For this analysis, I cleaned and analyzed a messy “untidy” data set from the World Bank. The data set includes a vast array of data in various hard to analyze formats. For the sake of this analysis, we’ll focus our efforts on cleaning and prepping the data and then analyzing the trends in urban population growth across different countries using world development indicators from 2014 to 2023.
The dataset utilized for this project contains various economic and
social indicators for multiple countries. However, for this analysis, we
will concentrate on the urban population growth indicator
(SP.URB.GROW
), which tracks the annual growth rate of urban
populations as a percentage.
library(tidyverse)
## ── Attaching core tidyverse packages ──────────────────────── tidyverse 2.0.0 ──
## ✔ dplyr 1.1.4 ✔ readr 2.1.5
## ✔ forcats 1.0.0 ✔ stringr 1.5.1
## ✔ ggplot2 3.5.1 ✔ tibble 3.2.1
## ✔ lubridate 1.9.3 ✔ tidyr 1.3.1
## ✔ purrr 1.0.2
## ── Conflicts ────────────────────────────────────────── tidyverse_conflicts() ──
## ✖ dplyr::filter() masks stats::filter()

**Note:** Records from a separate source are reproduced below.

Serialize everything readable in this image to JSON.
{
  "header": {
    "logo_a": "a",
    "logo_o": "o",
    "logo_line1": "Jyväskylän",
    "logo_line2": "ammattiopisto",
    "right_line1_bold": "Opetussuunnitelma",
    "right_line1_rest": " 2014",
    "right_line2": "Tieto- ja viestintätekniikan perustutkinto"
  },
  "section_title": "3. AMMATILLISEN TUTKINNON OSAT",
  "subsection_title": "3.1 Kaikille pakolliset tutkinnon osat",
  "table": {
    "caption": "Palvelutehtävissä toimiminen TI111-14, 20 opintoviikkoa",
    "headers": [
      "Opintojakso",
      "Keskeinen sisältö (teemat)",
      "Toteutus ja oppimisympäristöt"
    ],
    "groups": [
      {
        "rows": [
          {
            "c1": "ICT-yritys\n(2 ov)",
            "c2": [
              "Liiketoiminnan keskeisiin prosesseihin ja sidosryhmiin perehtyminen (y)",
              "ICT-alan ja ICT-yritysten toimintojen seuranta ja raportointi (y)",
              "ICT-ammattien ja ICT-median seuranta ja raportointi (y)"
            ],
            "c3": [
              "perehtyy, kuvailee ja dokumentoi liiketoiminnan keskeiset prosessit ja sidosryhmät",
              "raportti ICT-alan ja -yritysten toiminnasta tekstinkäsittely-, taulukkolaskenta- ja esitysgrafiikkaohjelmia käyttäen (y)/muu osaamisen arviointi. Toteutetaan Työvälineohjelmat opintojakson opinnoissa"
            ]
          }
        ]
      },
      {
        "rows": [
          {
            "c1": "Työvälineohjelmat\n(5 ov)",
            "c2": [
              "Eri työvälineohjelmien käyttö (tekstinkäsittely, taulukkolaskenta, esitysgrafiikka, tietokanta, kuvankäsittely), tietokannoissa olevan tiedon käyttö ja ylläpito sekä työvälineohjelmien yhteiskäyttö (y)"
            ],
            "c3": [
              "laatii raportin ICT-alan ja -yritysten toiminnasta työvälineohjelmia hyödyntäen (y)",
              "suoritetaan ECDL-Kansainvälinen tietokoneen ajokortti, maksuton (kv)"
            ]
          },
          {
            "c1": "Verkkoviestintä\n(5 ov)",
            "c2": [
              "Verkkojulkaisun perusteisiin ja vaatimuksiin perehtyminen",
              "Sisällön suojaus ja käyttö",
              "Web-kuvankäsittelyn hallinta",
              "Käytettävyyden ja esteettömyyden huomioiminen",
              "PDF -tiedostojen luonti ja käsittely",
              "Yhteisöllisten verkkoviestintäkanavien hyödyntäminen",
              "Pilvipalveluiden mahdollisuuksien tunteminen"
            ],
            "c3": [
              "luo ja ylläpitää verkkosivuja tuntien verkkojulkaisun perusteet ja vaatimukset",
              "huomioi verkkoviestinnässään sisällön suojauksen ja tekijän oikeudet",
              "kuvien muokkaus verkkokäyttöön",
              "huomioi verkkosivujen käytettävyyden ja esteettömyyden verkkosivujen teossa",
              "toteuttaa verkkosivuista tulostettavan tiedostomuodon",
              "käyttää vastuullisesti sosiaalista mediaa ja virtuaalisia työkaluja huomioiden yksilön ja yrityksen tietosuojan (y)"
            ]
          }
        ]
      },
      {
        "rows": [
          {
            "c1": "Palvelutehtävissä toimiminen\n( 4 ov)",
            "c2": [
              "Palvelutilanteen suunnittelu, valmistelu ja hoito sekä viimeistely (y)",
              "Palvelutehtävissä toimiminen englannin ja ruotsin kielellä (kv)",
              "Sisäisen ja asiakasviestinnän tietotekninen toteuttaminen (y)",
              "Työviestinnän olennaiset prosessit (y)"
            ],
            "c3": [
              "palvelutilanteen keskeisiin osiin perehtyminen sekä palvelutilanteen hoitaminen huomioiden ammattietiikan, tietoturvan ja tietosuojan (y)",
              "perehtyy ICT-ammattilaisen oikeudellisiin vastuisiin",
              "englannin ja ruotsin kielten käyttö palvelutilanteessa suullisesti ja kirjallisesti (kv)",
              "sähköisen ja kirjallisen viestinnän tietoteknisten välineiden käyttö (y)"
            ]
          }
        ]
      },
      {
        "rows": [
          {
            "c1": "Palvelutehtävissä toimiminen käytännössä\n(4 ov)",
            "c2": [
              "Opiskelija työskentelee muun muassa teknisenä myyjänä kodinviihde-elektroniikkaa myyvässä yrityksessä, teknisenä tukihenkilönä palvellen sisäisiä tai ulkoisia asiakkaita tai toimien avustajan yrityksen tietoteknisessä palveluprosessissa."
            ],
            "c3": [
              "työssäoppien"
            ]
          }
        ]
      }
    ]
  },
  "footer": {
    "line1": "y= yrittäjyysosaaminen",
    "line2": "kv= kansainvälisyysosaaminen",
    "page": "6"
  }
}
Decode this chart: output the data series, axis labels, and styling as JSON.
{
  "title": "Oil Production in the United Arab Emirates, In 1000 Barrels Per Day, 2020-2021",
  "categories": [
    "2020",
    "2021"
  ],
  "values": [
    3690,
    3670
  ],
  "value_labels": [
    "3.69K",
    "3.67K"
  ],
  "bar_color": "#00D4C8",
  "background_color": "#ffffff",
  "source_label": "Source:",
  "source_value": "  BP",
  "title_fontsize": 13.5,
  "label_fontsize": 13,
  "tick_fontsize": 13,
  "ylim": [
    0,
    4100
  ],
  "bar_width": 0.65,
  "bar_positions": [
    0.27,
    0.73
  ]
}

## ✖ dplyr::lag() masks stats::lag()
## ℹ Use the conflicted package (<http://conflicted.r-lib.org/>) to force all conflicts to become errors
library(dplyr)
library(ggplot2)
library(stringr)
First, we’ll need to import the data set.
world_df <- read_csv("https://raw.githubusercontent.com/awrubes/Data607_Project2/main/worldindicators.csv")
## Rows: 1085 Columns: 14
## ── Column specification ────────────────────────────────────────────────────────
## Delimiter: ","
## chr (14): Country Name, Country Code, Series Name, Series Code, 2014 [YR2014...
##
## ℹ Use `spec()` to retrieve the full column specification for this data.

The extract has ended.